Doggedly, Mrs. Izumi tried to steer the topic back to religion. Finally she pulled out a thin book from the pile next to her floor cushion. Turning to Sarah, she said, “Anyway, my friend brought me back some books. This one’s for you.”

Sarah was pleased, for her aunt usually ignored her when she discussed religion. “Wait, what does that word mean?” Sarah always demanded at crucial moments, knowing her mother and grandmother wouldn’t mind the intrusion. “Wait, wait! What does it mean?”

“Thank you, Auntie,” she said now, accepting the book with both hands and examining the cover. Some of the Chinese characters were unfamiliar-she recognized only the ideograms for thousand, love, and ultimate-but the illustration was clear enough. There was a grassy park with children of various nationalities laughing and playing in the foreground. Behind them, smiling parents strolled two by two beneath colorful fruit trees, past a lion and a lamb lying together in the shade.

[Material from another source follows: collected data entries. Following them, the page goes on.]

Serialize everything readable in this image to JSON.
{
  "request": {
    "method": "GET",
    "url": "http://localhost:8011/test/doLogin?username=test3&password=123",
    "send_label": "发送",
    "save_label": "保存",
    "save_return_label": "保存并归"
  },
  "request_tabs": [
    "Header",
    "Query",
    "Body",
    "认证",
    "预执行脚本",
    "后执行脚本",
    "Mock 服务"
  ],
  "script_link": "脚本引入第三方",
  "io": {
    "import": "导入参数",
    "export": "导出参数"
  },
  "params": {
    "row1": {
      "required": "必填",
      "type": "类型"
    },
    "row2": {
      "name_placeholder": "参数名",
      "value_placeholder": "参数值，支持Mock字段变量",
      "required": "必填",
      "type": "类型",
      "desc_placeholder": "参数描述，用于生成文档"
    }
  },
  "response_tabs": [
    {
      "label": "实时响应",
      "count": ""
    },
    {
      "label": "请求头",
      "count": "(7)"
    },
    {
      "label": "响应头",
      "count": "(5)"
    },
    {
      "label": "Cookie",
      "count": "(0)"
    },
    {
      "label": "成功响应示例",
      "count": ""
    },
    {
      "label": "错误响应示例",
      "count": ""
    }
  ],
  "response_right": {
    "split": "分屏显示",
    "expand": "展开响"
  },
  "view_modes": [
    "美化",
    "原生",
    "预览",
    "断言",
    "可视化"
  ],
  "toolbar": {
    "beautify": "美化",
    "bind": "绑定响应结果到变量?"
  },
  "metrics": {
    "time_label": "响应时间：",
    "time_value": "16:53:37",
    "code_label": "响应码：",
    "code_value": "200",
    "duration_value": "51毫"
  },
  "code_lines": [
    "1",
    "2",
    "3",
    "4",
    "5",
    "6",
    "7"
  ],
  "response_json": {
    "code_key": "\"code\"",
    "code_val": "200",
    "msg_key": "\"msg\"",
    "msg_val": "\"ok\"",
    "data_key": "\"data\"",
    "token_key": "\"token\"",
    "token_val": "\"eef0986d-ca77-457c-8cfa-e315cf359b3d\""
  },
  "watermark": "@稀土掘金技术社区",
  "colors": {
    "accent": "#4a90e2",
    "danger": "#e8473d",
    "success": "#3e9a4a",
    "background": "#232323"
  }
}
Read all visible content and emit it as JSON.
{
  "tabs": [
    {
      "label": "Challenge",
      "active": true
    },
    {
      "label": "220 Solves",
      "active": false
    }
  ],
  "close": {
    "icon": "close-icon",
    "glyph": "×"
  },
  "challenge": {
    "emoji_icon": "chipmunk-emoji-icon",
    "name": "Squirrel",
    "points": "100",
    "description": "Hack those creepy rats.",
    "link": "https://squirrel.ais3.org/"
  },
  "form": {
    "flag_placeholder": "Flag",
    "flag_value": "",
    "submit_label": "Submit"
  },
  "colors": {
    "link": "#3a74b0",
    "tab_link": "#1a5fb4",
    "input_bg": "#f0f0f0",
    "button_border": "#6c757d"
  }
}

The two women paused in their discussion of boiled pork. With wary expressions, they leaned forward-straight-backed, still in proper tea posture-to peer at the cover.

“Very nice,” said Mrs. Kobayashi faintly.

“Would you be interested,” Mrs. Izumi asked Sarah, “in meeting some people your age from the local branch?”

“A, a! Don’t even think about it,” said Mrs. Rexford. “The children are off limits.”

“Fine.” Mrs. Izumi sighed with comical resignation. She sipped her tea and took a bite of her ohagi. Then she looked up at the two women, this time with a flash of defiance. “You two don’t take me seriously,” she said. “I’m like a lapdog to you. Cute. Silly. A nuisance.”

The women looked up from their teacups.

“What if it turned out I wasn’t so stupid after all? What if it turned out I had the key to something that could completely change your lives?”

Mrs. Rexford thought for a moment. “I don’t think you’re stupid,” she said finally. “And maybe you do have the key. But right now I don’t want to change my life. I just want to talk with you like a real person, Tama-chan. I can’t seem to find you underneath all this religion.”

“But Big Sister, this is me.”

“It’s not the sister I used to know.”

“Well, of course not! I’ve grown up. I can’t live in your shadow forever. And now I have something important to share. I can teach you something. So why won’t you let me?” Mrs. Izumi was dead earnest now; she seemed to have forgotten Sarah’s presence. “Why can’t you both, for once, follow me?”